大きな流れとなっている「SaaS/クラウド」については、まだこのモデルが将来的に伸びていくかどうかは様子を見ている状況ですが、ビジネス開発の一環として勉強しているところです。
先ほども言いましたとおり、「人出し」から脱却を進めていかなければなりません。顧客は実績しかみていませんから、技術力もさることながら、品質を完璧なものにすることで「一生客」の足がかりとしていきます。
また、当社なりのソリューションを企画・開発して出していく必要性を実感しています。それこそ、今年は寅年ですから「トラのように力強く一歩を踏み出す」年になればいいと考えています。
──今年度の売上目標は?
今城 現時点では2010年3月期で売上高350億円の達成を見込んでいます。
眼光紙背 ~取材を終えて~
今城社長には、同社の子会社で株主優待サービス「グッぴー」の運営、システムの販売を行っているシェア・ホルダーズ・リレーションサービスの社長時代に一度取材をさせていただいた。
社長ミーティングや予告なしのプロジェクト訪問など、社員に対して非常にフランクに接している姿勢を垣間見ることができる。
「グッぴー」は当時外国人株主比率が37%に達していたことから、個人株主を増やし、長期に保有してもらえるのかといったを模索した結果、ポイントを使って好きな商品と交換できる株主優待を形にしたユニークなサービスだ。

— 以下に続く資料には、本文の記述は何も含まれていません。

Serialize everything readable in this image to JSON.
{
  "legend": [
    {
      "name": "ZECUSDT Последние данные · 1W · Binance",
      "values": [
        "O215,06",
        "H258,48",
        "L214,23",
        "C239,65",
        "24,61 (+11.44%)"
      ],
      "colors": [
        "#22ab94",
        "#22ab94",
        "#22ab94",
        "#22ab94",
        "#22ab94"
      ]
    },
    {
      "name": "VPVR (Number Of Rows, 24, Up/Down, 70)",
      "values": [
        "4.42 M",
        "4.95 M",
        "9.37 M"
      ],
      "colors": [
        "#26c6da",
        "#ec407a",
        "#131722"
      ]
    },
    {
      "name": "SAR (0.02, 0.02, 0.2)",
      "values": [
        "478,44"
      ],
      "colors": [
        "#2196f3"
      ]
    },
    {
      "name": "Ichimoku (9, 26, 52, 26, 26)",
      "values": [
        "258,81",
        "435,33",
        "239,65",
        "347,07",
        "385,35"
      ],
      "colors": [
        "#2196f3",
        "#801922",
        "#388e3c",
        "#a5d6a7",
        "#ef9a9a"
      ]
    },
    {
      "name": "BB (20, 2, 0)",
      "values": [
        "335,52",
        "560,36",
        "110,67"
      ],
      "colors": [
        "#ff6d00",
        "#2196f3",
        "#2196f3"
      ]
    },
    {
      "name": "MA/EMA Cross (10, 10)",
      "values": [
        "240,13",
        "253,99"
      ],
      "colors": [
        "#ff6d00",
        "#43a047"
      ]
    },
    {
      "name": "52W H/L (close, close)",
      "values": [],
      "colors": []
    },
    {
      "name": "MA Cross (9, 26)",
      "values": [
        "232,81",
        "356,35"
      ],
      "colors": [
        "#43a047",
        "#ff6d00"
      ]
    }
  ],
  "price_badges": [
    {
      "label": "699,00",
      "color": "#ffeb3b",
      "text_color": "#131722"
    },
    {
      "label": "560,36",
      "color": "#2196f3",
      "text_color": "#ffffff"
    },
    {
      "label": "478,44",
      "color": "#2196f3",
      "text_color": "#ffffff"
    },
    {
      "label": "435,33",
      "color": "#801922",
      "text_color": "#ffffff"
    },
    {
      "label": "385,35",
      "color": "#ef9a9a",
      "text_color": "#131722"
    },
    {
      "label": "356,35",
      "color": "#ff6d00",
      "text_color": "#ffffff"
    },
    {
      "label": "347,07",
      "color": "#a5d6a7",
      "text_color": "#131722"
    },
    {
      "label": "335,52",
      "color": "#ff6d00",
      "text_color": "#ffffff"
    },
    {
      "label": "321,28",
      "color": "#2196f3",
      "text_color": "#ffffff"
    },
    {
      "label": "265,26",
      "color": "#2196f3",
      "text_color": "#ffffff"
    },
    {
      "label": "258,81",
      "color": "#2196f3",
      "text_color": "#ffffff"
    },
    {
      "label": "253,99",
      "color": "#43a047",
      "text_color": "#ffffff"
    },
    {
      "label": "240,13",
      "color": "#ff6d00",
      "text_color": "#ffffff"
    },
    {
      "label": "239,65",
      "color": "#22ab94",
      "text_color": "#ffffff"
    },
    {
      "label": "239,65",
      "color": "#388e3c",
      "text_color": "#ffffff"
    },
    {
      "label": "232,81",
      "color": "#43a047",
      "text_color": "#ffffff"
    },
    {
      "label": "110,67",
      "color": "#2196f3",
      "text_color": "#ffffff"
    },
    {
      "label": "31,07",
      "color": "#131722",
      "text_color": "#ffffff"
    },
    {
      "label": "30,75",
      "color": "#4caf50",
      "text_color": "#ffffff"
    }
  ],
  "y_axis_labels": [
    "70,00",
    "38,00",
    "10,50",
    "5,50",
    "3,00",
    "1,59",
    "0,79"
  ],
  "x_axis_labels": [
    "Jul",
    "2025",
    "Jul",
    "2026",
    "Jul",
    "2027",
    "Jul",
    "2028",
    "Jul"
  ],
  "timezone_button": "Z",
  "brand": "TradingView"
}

また、さまざまなベンダー、販社を取りまとめて組織化し、メールのリスク管理に関する製品・サービスを統合した「メール統制ソリューション」として、立ち上げたのもこの会社。創業は古いが、いつ取材に訪れても新しさを感じる。(環)
プロフィール
今城 義和
(いまじょう よしかず)1961年愛媛県生まれ。84年3月に岡山理科大学理学部卒業後、同年4月、日本システムディベロップメント入社。05年、執行役員第1システム本部長、07年6月、常務取締役執行役員 営業統括本部副本部長、同年8月、シェアホルダーズ・リレーションサービス代表取締役社長兼任、08年4月、専務取締役営業統括本部長などを歴任後、09年4月から現職。
会社紹介
情報サービス事業(ソフトウェア開発、コンピュータ室運営管理)、ソフトウェアプロダクト事業を展開。ソフトウェア開発を主軸とする。また、セキュリティ対策のパッケージソフトを中心に、独自開発製品や国内外の有力企業とのアライアンスによる製品の販売活動を行うソフトウェアプロダクト事業も手がける。売上高は2009年3月期で416億300万円。